Thanks for the reply. Yes, it will respond to all 3 types.
> You then will have to set up things like the PCI command used by the 8240 and
> the PCI latency register.
Yup, checked.
> Check the DBAT settings used for accessing your CPLD memory space. If you
> use the
> generic MMIO mapping provided in the kernel, then caching is disabled
> for those
> accesses. If I remember correctly, the 603 core will not burst in that case.
Yeah, a couple years ago when I did the linux port, I was sure I had used an
unused DBAT to make sure no address translation would be done for the PCI mem
address range, but now I only see the default setup for the DBATs in 'our' code
base.
So I don't yet have a real explanation as to why the PCI mem space we're using
is marked cache inhibited, but it must be somewhere.
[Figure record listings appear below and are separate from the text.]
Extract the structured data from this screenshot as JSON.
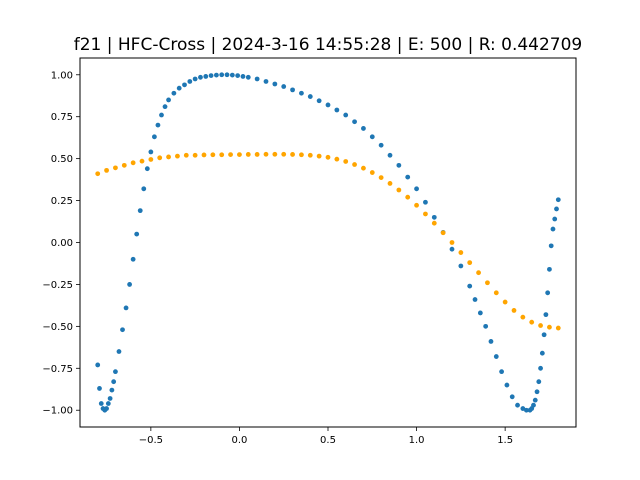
{
  "chart_data": {
    "type": "scatter",
    "title": "f21 | HFC-Cross | 2024-3-16 14:55:28 | E:    500 | R: 0.442709",
    "xlabel": "",
    "ylabel": "",
    "xlim": [
      -0.9,
      1.9
    ],
    "ylim": [
      -1.1,
      1.1
    ],
    "x_ticks": [
      -0.5,
      0.0,
      0.5,
      1.0,
      1.5
    ],
    "x_tick_labels": [
      "−0.5",
      "0.0",
      "0.5",
      "1.0",
      "1.5"
    ],
    "y_ticks": [
      -1.0,
      -0.75,
      -0.5,
      -0.25,
      0.0,
      0.25,
      0.5,
      0.75,
      1.0
    ],
    "y_tick_labels": [
      "−1.00",
      "−0.75",
      "−0.50",
      "−0.25",
      "0.00",
      "0.25",
      "0.50",
      "0.75",
      "1.00"
    ],
    "grid": false,
    "legend": "none",
    "series": [
      {
        "color": "#1f77b4",
        "x": [
          -0.8,
          -0.79,
          -0.78,
          -0.77,
          -0.76,
          -0.75,
          -0.74,
          -0.73,
          -0.72,
          -0.71,
          -0.7,
          -0.68,
          -0.66,
          -0.64,
          -0.62,
          -0.6,
          -0.58,
          -0.56,
          -0.54,
          -0.52,
          -0.5,
          -0.48,
          -0.46,
          -0.44,
          -0.42,
          -0.4,
          -0.37,
          -0.34,
          -0.31,
          -0.28,
          -0.25,
          -0.22,
          -0.19,
          -0.16,
          -0.13,
          -0.1,
          -0.07,
          -0.04,
          -0.01,
          0.02,
          0.05,
          0.1,
          0.15,
          0.2,
          0.25,
          0.3,
          0.35,
          0.4,
          0.45,
          0.5,
          0.55,
          0.6,
          0.65,
          0.7,
          0.75,
          0.8,
          0.85,
          0.9,
          0.95,
          1.0,
          1.05,
          1.1,
          1.15,
          1.2,
          1.25,
          1.3,
          1.33,
          1.36,
          1.39,
          1.42,
          1.45,
          1.48,
          1.51,
          1.54,
          1.57,
          1.6,
          1.62,
          1.64,
          1.65,
          1.66,
          1.67,
          1.68,
          1.69,
          1.7,
          1.71,
          1.72,
          1.73,
          1.74,
          1.75,
          1.76,
          1.77,
          1.78,
          1.79,
          1.8
        ],
        "y": [
          -0.73,
          -0.87,
          -0.96,
          -0.99,
          -1.0,
          -0.99,
          -0.96,
          -0.93,
          -0.88,
          -0.83,
          -0.77,
          -0.65,
          -0.52,
          -0.39,
          -0.25,
          -0.1,
          0.05,
          0.19,
          0.32,
          0.44,
          0.54,
          0.63,
          0.7,
          0.76,
          0.81,
          0.85,
          0.89,
          0.92,
          0.94,
          0.96,
          0.975,
          0.985,
          0.99,
          0.995,
          0.998,
          1.0,
          1.0,
          0.998,
          0.995,
          0.99,
          0.985,
          0.975,
          0.96,
          0.945,
          0.93,
          0.91,
          0.89,
          0.87,
          0.845,
          0.82,
          0.79,
          0.76,
          0.72,
          0.68,
          0.63,
          0.58,
          0.52,
          0.46,
          0.39,
          0.32,
          0.24,
          0.15,
          0.06,
          -0.04,
          -0.14,
          -0.26,
          -0.34,
          -0.42,
          -0.5,
          -0.59,
          -0.68,
          -0.77,
          -0.85,
          -0.92,
          -0.97,
          -0.99,
          -1.0,
          -1.0,
          -0.99,
          -0.97,
          -0.94,
          -0.89,
          -0.83,
          -0.75,
          -0.66,
          -0.55,
          -0.43,
          -0.3,
          -0.16,
          -0.02,
          0.08,
          0.14,
          0.2,
          0.255
        ]
      },
      {
        "color": "#ffa500",
        "x": [
          -0.8,
          -0.75,
          -0.7,
          -0.65,
          -0.6,
          -0.55,
          -0.5,
          -0.45,
          -0.4,
          -0.35,
          -0.3,
          -0.25,
          -0.2,
          -0.15,
          -0.1,
          -0.05,
          0.0,
          0.05,
          0.1,
          0.15,
          0.2,
          0.25,
          0.3,
          0.35,
          0.4,
          0.45,
          0.5,
          0.55,
          0.6,
          0.65,
          0.7,
          0.75,
          0.8,
          0.85,
          0.9,
          0.95,
          1.0,
          1.05,
          1.1,
          1.15,
          1.2,
          1.25,
          1.3,
          1.35,
          1.4,
          1.45,
          1.5,
          1.55,
          1.6,
          1.65,
          1.7,
          1.75,
          1.8
        ],
        "y": [
          0.41,
          0.43,
          0.445,
          0.46,
          0.475,
          0.485,
          0.495,
          0.505,
          0.51,
          0.515,
          0.52,
          0.52,
          0.522,
          0.523,
          0.523,
          0.524,
          0.524,
          0.525,
          0.525,
          0.526,
          0.526,
          0.526,
          0.525,
          0.523,
          0.52,
          0.515,
          0.508,
          0.497,
          0.483,
          0.465,
          0.443,
          0.417,
          0.387,
          0.352,
          0.313,
          0.27,
          0.222,
          0.17,
          0.115,
          0.058,
          0.0,
          -0.06,
          -0.12,
          -0.18,
          -0.24,
          -0.3,
          -0.355,
          -0.405,
          -0.445,
          -0.475,
          -0.495,
          -0.505,
          -0.51
        ]
      }
    ]
  }
}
Prelim. examination of
DBAT registers with the BDI2000 doesn't seem to confirm it...sigh. Another
confusing thing.
But anyway, in the 8240 chip errata #14, I see that prior to chip rev 1.2 , the
8240 corrupts inbound data/inst. when bursting into cache from PCI space and the
work around is to mark the PCI space as cache inhibited, which results in single
beat only PCI reads being initiated, and use DMA into main mem. if multi beat
reads are desired. So the solution to the problem in our driver when needing
to read relatively lots of data and due to 'slow' single beat PCI read accesses,
for our existing customers ( using older chips ), will have to be usage of DMA
in our driver.
> Did you check the CBE lines for the PCI command issued by the 8240?
> If it was a
> generic single word read, then what you describe would be normal, I think.
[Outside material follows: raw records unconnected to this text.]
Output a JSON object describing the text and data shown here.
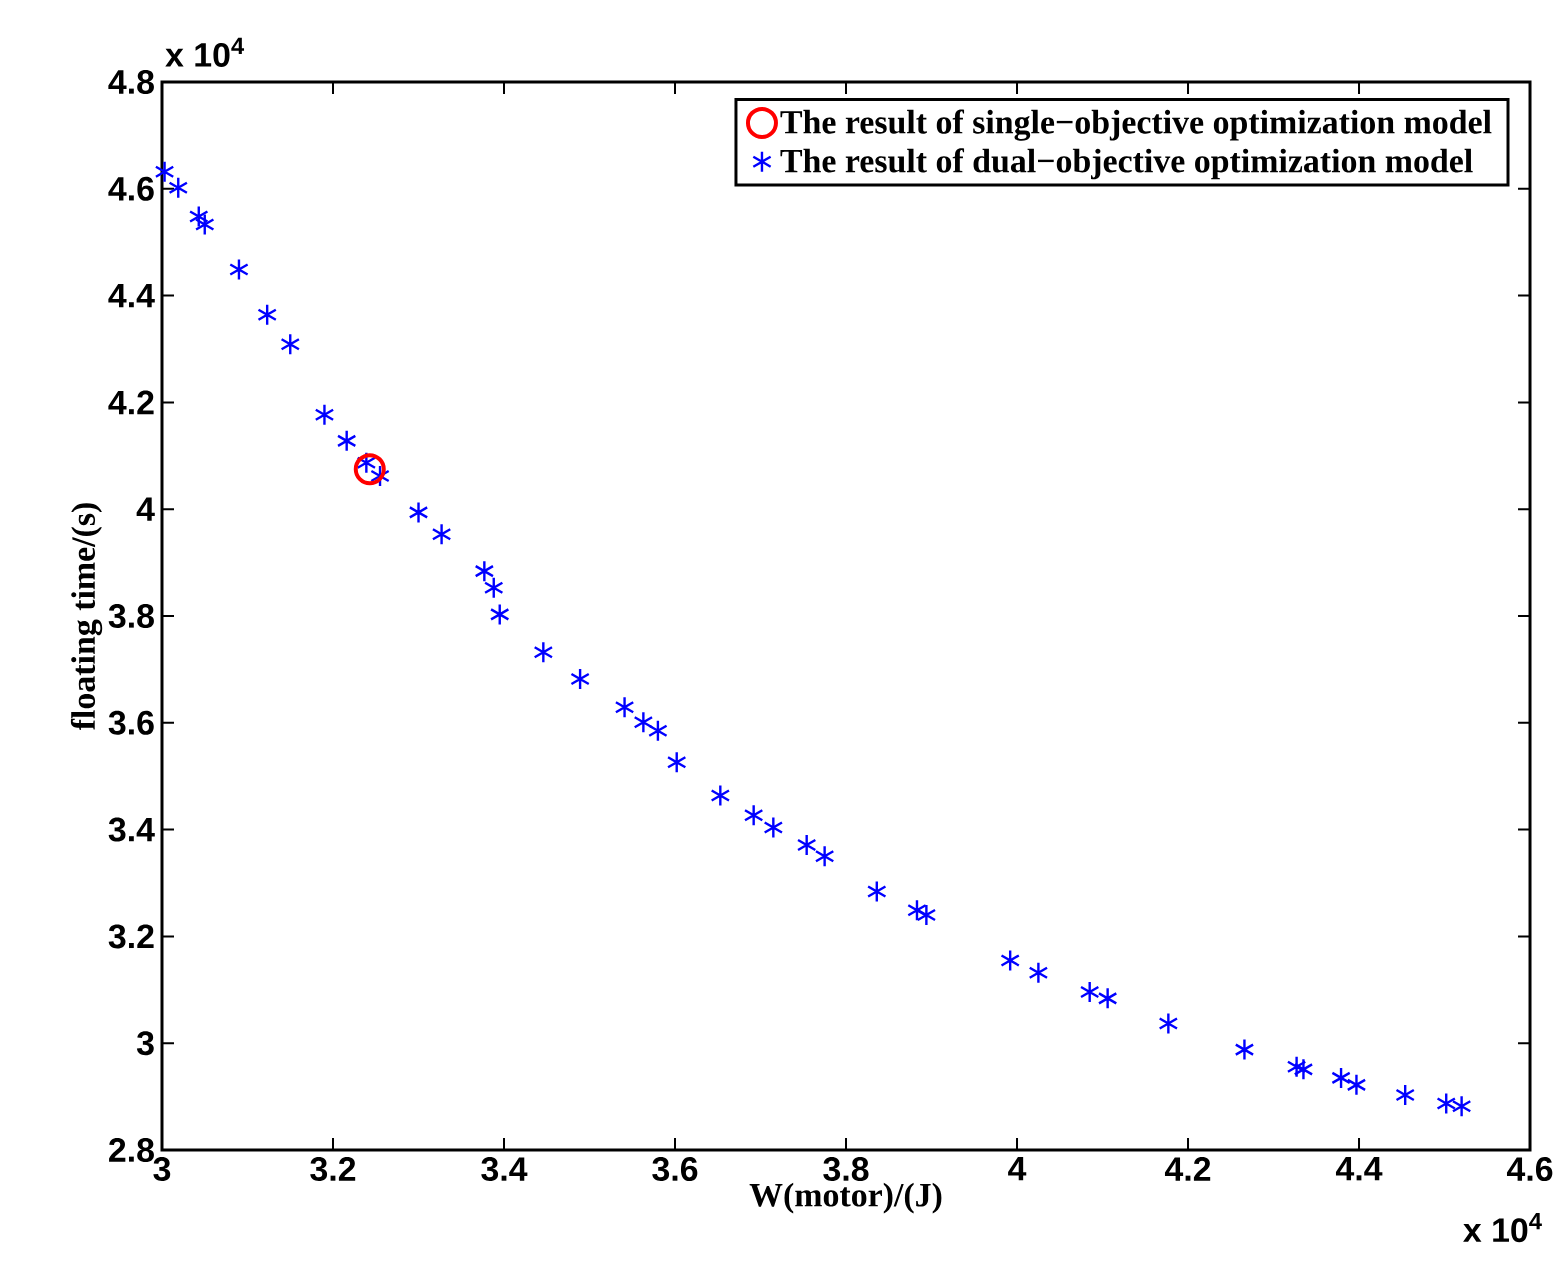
{
  "chart_data": {
    "type": "scatter",
    "xlabel": "W(motor)/(J)",
    "ylabel": "floating time/(s)",
    "xlim": [
      3,
      4.6
    ],
    "xticks": [
      3,
      3.2,
      3.4,
      3.6,
      3.8,
      4,
      4.2,
      4.4,
      4.6
    ],
    "ylim": [
      2.8,
      4.8
    ],
    "yticks": [
      2.8,
      3,
      3.2,
      3.4,
      3.6,
      3.8,
      4,
      4.2,
      4.4,
      4.6,
      4.8
    ],
    "grid": false,
    "legend": "top right",
    "annotations": [
      "x 10$^{4}$",
      "x 10$^{4}$"
    ],
    "series": [
      {
        "name": "The result of single−objective optimization model",
        "color": "#ff0000",
        "marker": "circle",
        "x": [
          3.243
        ],
        "values": [
          4.075
        ]
      },
      {
        "name": "The result of dual−objective optimization model",
        "color": "#0000ff",
        "marker": "cross",
        "x": [
          3.003,
          3.019,
          3.043,
          3.05,
          3.09,
          3.123,
          3.15,
          3.19,
          3.216,
          3.239,
          3.255,
          3.3,
          3.327,
          3.377,
          3.388,
          3.395,
          3.446,
          3.489,
          3.541,
          3.563,
          3.58,
          3.602,
          3.653,
          3.692,
          3.715,
          3.754,
          3.775,
          3.836,
          3.883,
          3.894,
          3.992,
          4.025,
          4.085,
          4.106,
          4.177,
          4.266,
          4.327,
          4.335,
          4.379,
          4.397,
          4.454,
          4.502,
          4.52
        ],
        "values": [
          4.632,
          4.602,
          4.548,
          4.533,
          4.449,
          4.364,
          4.309,
          4.177,
          4.128,
          4.087,
          4.062,
          3.994,
          3.953,
          3.884,
          3.853,
          3.803,
          3.732,
          3.682,
          3.629,
          3.601,
          3.585,
          3.526,
          3.464,
          3.427,
          3.404,
          3.371,
          3.35,
          3.284,
          3.249,
          3.24,
          3.155,
          3.132,
          3.096,
          3.084,
          3.037,
          2.988,
          2.956,
          2.951,
          2.935,
          2.922,
          2.903,
          2.887,
          2.882
        ]
      }
    ]
  }
}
Yeah, I guess if the 8240 is only driving binary 0110 ( read cmd ) on the CBE
lines during the address/cmd phase then that means only single word cycles are
done. Mutil beat cycles require one of the other read cmds. I got temp.
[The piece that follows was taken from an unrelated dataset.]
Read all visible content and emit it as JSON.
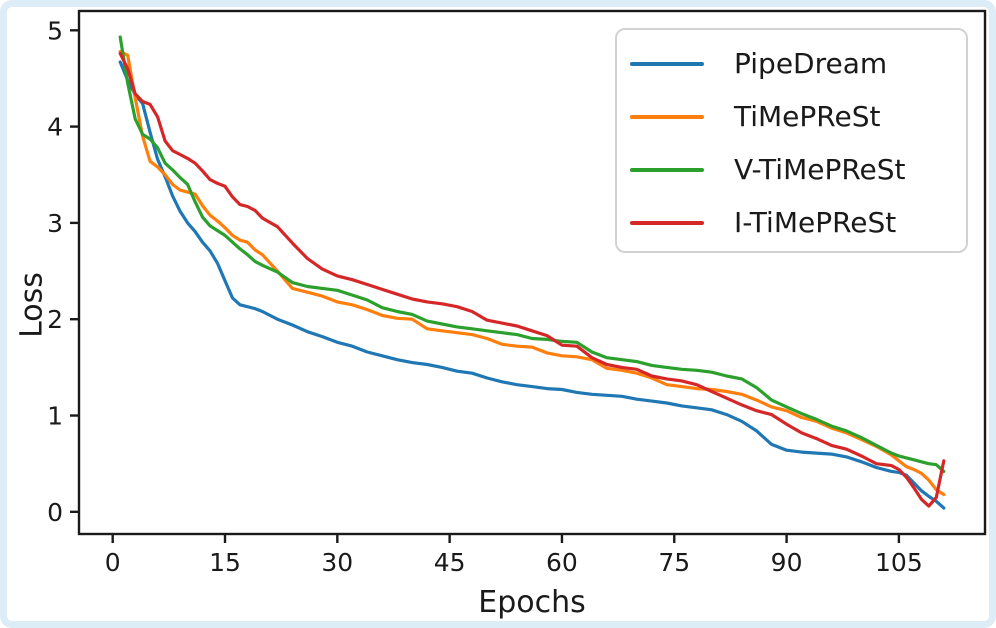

confused by the PCI doc and the fact that the 8240 has 8 words of
processor-to-PCI-read buffers. So I figured maybe that even if the cache wasn't
involved that a multi-beat read with cmd 0110 might still be possible.
Thanks a lot.
FYI, for other users of the 8240, the errata is now more readily available than
in the past, and is downloadable from this page:
http://search.motorola.com/semiconductors/query.html?qt=MPC8240&Go.x=12&Go.y=9
which is a link I hope will work for anyone.
BTW, it would be great to be able to do a PCB rev and use the 8245 instead.